Fisher Toby Peddle said he was terrified as he leapt from the burning boat onto the life-raft. He can’t swim, he said in an interview, and he didn’t have a survival suit on.
“It was either jump and risk drowning or stay and be burned,” he said. “There was no time to think about it. I just knew I had to jump.”
Carter and another crew member, Jordan Lee King, promised they’d grab him as soon as he hit the water, Peddle said, and they made good on their promise.
“Jordan had said, ‘Don’t worry, I’ll catch you before you even get in the water,’” recalled Peddle.
He credited Carter for keeping the crew calm as they drifted in the life-raft, surrounded by nothing but fog and an endless expanse of ocean.
“He just kept telling us, ‘We’re going to be fine. They know where we are, they’ll find us,’” he said. “He’s a hero.”
The hardest moments came when the men could hear helicopters flying overhead and knew the pilots couldn’t see them through the fog.
On Sunday, buildings around New-Wes-Valley were decorated with balloons and signs saying, “Welcome home, Lucky 7.” The town organized a massive vehicle parade, in which hundreds of cars drove from one end of the town to the other, decorated with streamers and giant gold balloons shaped like the number 7.
The parade ended at the local baseball field, where hundreds gathered to hug the fishermen.
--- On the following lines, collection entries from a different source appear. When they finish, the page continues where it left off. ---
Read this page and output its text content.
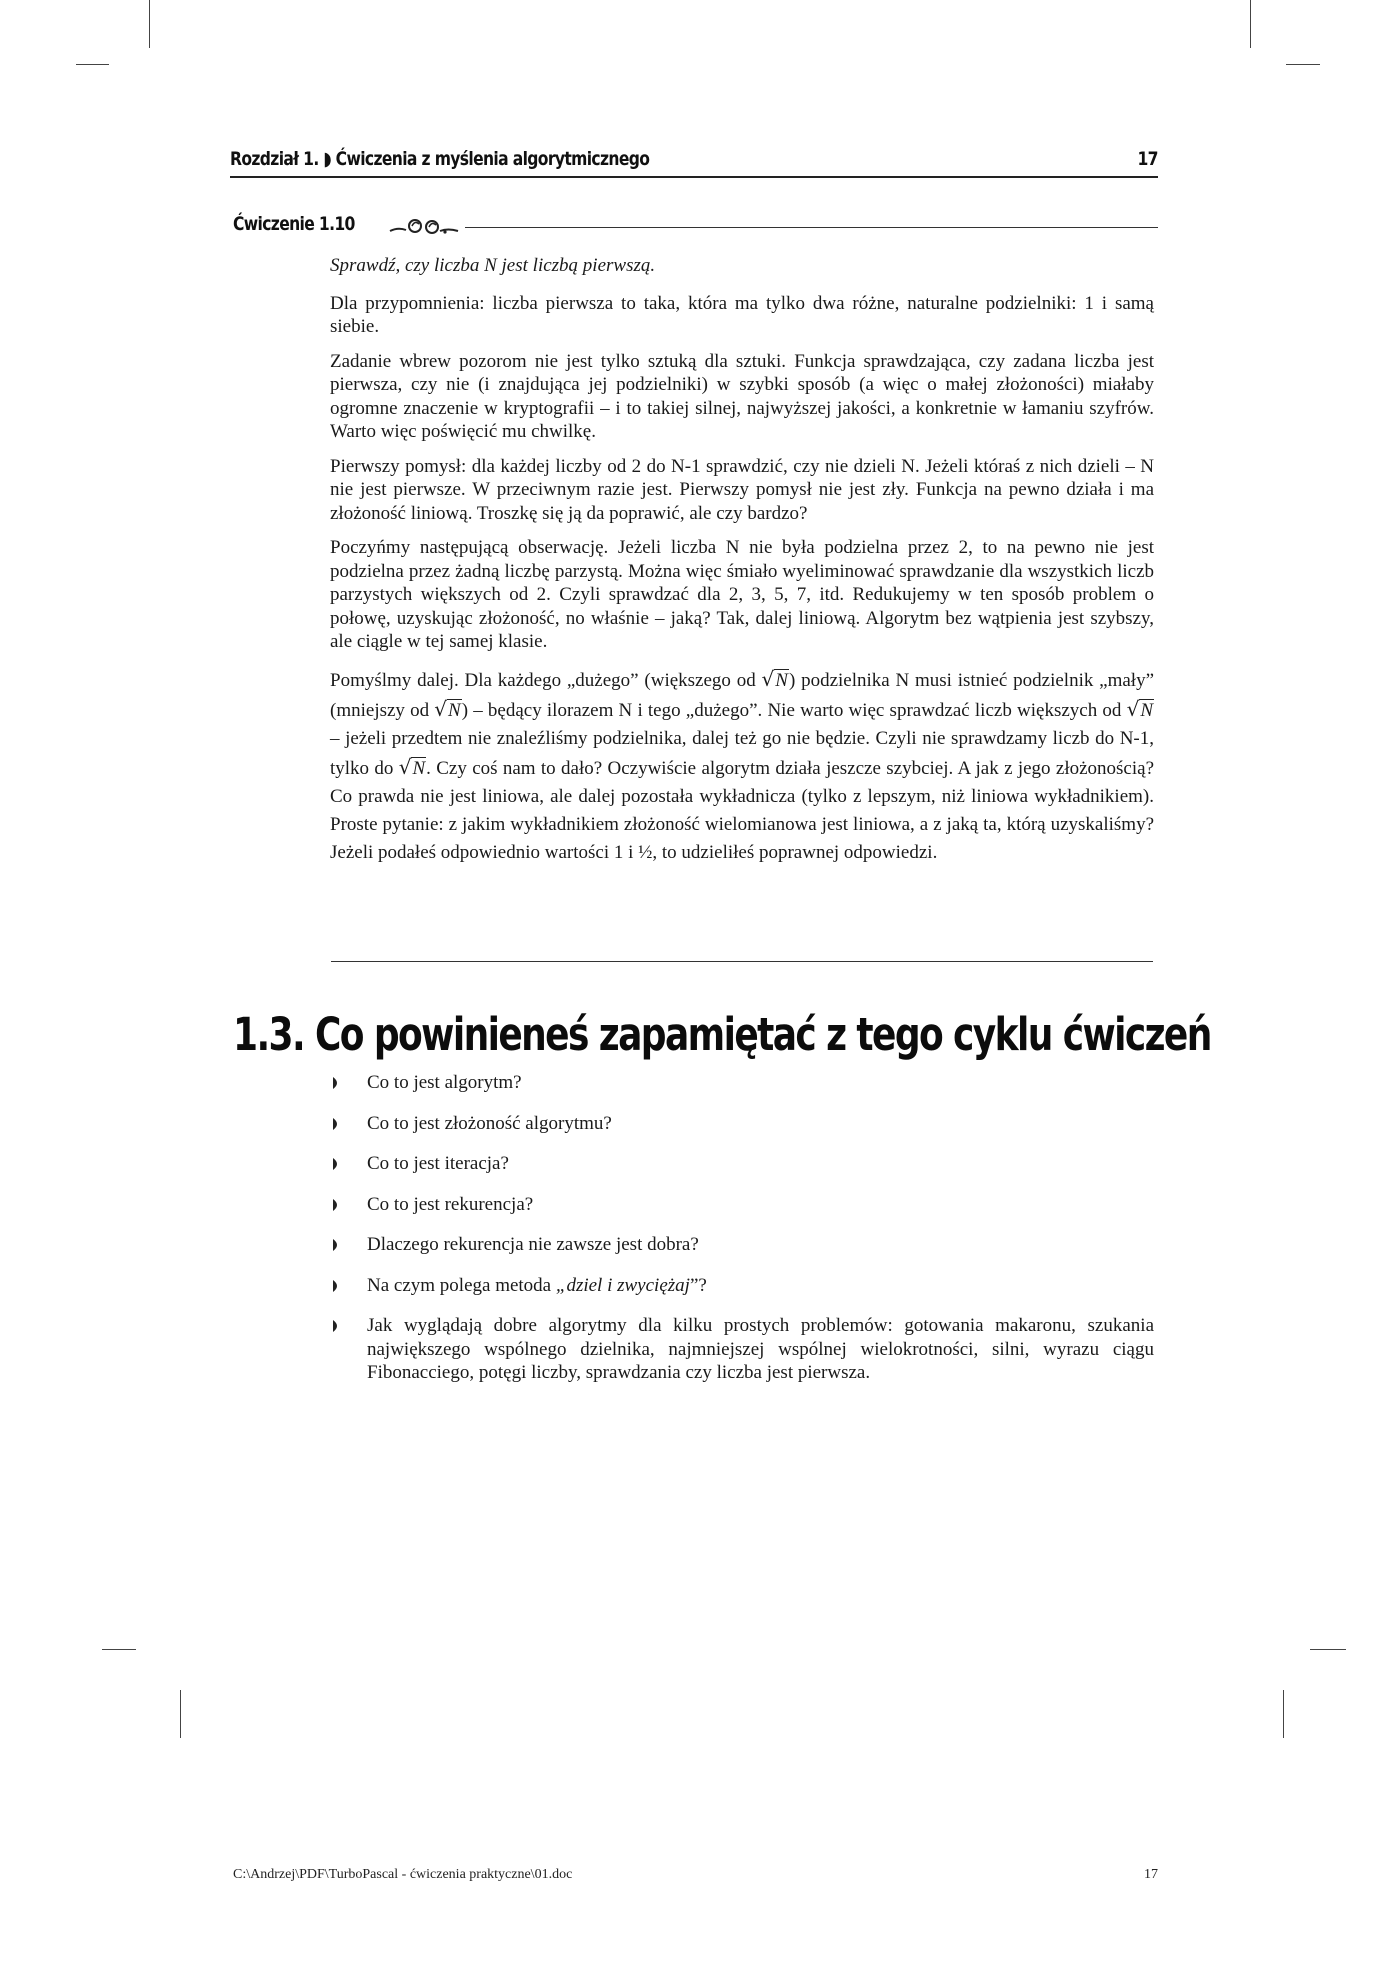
Rozdział 1. ◗ Ćwiczenia z myślenia algorytmicznego	17
Ćwiczenie 1.10

Sprawdź, czy liczba N jest liczbą pierwszą.

Dla przypomnienia: liczba pierwsza to taka, która ma tylko dwa różne, naturalne podzielniki: 1 i samą siebie.

Zadanie wbrew pozorom nie jest tylko sztuką dla sztuki. Funkcja sprawdzająca, czy zadana liczba jest pierwsza, czy nie (i znajdująca jej podzielniki) w szybki sposób (a więc o małej złożoności) miałaby ogromne znaczenie w kryptografii – i to takiej silnej, najwyższej jakości, a konkretnie w łamaniu szyfrów. Warto więc poświęcić mu chwilkę.

Pierwszy pomysł: dla każdej liczby od 2 do N-1 sprawdzić, czy nie dzieli N. Jeżeli któraś z nich dzieli – N nie jest pierwsze. W przeciwnym razie jest. Pierwszy pomysł nie jest zły. Funkcja na pewno działa i ma złożoność liniową. Troszkę się ją da poprawić, ale czy bardzo?

Poczyńmy następującą obserwację. Jeżeli liczba N nie była podzielna przez 2, to na pewno nie jest podzielna przez żadną liczbę parzystą. Można więc śmiało wyeliminować sprawdzanie dla wszystkich liczb parzystych większych od 2. Czyli sprawdzać dla 2, 3, 5, 7, itd. Redukujemy w ten sposób problem o połowę, uzyskując złożoność, no właśnie – jaką? Tak, dalej liniową. Algorytm bez wątpienia jest szybszy, ale ciągle w tej samej klasie.

Pomyślmy dalej. Dla każdego „dużego” (większego od √N) podzielnika N musi istnieć podzielnik „mały” (mniejszy od √N) – będący ilorazem N i tego „dużego”. Nie warto więc sprawdzać liczb większych od √N – jeżeli przedtem nie znaleźliśmy podzielnika, dalej też go nie będzie. Czyli nie sprawdzamy liczb do N-1, tylko do √N. Czy coś nam to dało? Oczywiście algorytm działa jeszcze szybciej. A jak z jego złożonością? Co prawda nie jest liniowa, ale dalej pozostała wykładnicza (tylko z lepszym, niż liniowa wykładnikiem). Proste pytanie: z jakim wykładnikiem złożoność wielomianowa jest liniowa, a z jaką ta, którą uzyskaliśmy? Jeżeli podałeś odpowiednio wartości 1 i ½, to udzieliłeś poprawnej odpowiedzi.

1.3. Co powinieneś zapamiętać z tego cyklu ćwiczeń
Co to jest algorytm?
Co to jest złożoność algorytmu?
Co to jest iteracja?
Co to jest rekurencja?
Dlaczego rekurencja nie zawsze jest dobra?
Na czym polega metoda „dziel i zwyciężaj”?
Jak wyglądają dobre algorytmy dla kilku prostych problemów: gotowania makaronu, szukania największego wspólnego dzielnika, najmniejszej wspólnej wielokrotności, silni, wyrazu ciągu Fibonacciego, potęgi liczby, sprawdzania czy liczba jest pierwsza.
C:\Andrzej\PDF\TurboPascal - ćwiczenia praktyczne\01.doc	17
They all held 7-shaped balloons and then released them into the sky.
Newfoundland and Labrador Premier Andrew Furey gave them all an award for bravery. Mike Tiller, the mayor of New-Wes-Valley, announced the town would erect a living monument to the men and their incredible survival, and the crowd erupted.
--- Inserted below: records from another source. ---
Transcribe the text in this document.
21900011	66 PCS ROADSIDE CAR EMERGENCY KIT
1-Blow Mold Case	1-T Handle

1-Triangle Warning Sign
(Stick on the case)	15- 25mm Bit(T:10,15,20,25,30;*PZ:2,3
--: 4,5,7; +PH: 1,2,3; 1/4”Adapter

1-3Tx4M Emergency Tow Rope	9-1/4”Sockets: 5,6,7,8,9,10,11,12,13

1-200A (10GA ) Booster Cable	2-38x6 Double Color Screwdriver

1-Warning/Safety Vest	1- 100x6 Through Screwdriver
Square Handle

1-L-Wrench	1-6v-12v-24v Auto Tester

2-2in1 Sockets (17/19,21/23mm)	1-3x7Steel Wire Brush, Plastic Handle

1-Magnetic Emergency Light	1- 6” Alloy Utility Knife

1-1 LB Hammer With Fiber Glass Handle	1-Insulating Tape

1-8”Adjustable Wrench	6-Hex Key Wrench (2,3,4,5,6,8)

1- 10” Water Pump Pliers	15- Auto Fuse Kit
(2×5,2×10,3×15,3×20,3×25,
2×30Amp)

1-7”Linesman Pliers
The community had previously canceled its nine-day Crab Festival when the fishers were missing out of respect for their families. Now that the men are home, the festival is back on, with opening day on Monday.
Carter said he was still coming to grips with what happened. But he was ready to head back out to fish.
“I told all my crew members ‘Statistically, you could be driving to Gander every day and you’d have a better chance of getting in an accident in your vehicle than of this happening again,” he said. “Don’t give up on your fishing.”